Altar screens were generally placed behind the altar in a church, or on the side walls. The painted wooden panels within the frame, called retablos, depict images of Catholic saints, the Christ Child, and the Virgin Mary. The wooden frame on this screen was designed and created by former Denver Art Museum curator Robert Stroessner, in order to show how the panels would have been displayed in a Catholic church in New Mexico. Santos, the holy images portrayed in the individual panels, served as devotional figures that played an important role in church, community, and family rituals. Saints provided a way for individuals to communicate with God. They are identified by visual attributes, or symbols that represent important aspects of their lives (see examples the "Details” section). Santos also served an educational purpose. The figures portrayed here would have been familiar to most of the church-going population in New Mexico during this time. Many of these people could not read, so images were used to tell stories, instead of the written word.
The panel in the center of the top row shows Saint Joseph holding the Christ Child in his right arm, and holding a flowering staff in his left hand.
The Virgin Mary is located on the right side of the bottom row. She stands on a crescent moon wearing a blue cloak—two visual attributes associated with her.
Saint Christopher, the patron saint of travelers, can be found in the bottom left panel. A child once asked Christopher to carry him across a river. As they made their way across, the child grew increasingly heavy and Christopher struggled. When they reached the other side, the child revealed himself as Christ, and told Christopher that he had just carried the weight of the world on his shoulders. Christopher planted his staff by the edge of the river where it became a palm tree. He is recognized by the staff he carries in his right hand and the Christ Child in his left.

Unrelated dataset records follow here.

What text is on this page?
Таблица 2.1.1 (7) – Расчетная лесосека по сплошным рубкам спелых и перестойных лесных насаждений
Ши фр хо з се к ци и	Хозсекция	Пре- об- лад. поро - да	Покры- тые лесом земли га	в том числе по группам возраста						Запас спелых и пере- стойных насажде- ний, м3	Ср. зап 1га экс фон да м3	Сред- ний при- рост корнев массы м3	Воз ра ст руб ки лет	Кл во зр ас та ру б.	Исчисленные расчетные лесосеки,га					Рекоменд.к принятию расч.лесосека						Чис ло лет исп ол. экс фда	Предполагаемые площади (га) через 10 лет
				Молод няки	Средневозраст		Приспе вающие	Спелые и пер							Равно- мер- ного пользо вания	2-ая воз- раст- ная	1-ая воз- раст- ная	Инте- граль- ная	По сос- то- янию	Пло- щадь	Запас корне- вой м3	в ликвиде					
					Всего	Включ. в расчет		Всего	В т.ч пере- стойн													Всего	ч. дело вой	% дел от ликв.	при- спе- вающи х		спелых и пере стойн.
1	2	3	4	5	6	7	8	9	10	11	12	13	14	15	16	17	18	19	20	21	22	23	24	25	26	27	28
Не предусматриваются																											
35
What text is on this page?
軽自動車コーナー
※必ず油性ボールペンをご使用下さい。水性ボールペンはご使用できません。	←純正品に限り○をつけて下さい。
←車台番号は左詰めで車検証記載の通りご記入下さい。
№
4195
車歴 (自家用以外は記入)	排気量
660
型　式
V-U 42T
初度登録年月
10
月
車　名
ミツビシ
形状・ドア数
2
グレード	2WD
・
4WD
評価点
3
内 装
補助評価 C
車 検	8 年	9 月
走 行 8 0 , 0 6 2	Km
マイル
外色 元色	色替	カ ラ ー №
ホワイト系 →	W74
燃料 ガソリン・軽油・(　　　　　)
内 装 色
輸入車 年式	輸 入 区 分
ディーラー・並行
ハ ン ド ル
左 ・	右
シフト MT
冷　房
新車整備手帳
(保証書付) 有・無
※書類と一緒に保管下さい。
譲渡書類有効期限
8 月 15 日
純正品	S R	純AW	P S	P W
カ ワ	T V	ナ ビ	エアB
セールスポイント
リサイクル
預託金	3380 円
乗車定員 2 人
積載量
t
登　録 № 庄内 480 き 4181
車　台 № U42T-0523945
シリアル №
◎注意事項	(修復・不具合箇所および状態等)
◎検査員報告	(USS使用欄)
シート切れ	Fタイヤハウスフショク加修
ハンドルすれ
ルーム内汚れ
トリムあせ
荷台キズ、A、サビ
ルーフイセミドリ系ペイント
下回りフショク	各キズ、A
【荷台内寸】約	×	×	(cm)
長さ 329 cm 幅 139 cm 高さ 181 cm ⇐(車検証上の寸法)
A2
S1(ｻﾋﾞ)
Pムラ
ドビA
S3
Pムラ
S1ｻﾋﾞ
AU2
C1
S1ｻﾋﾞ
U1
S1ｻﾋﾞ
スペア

Saint Barbara can be seen in the center panel with a tower in the background. The tower represents a story in which her jealous father locked her in a tower, claiming she was too beautiful to be seen.
The eyes of the figures are simplified. A series of semi-circular lines make up the outline of each eye, and a dark dot is used to form the pupil.
A thin horizontal stripe of paint is crossed by short vertical lines to form the mouth. The lips, along with the eyes, are characteristic of Molleno’s more abstracted style.
The hands of the figures are not realistic. The fingers are long, and the thumbs are distended and form awkward angles with the rest of the hand. Notice the disproportionate size of the hands on the image of the Christ Child.
The tables and draperies are stylized and look like triangular chili peppers. An earlier name given to Molleno—the “Chili Painter”—refers to his tendency to create these chili pepper designs.
The figures’ heads are turned slightly to the side, so that we are presented with a ¾ view of the face, with a portion of the right side hidden. This position is characteristic of Molleno’s style.
Molleno often gave attention to the nose and beard of the figures. Notice here the dark outline around the figures’ noses, and the solid beards on the male figures.
The empty frame on the bottom row would probably have held a sculpture of a saint, called a bulto. Bultos were also made by santeros.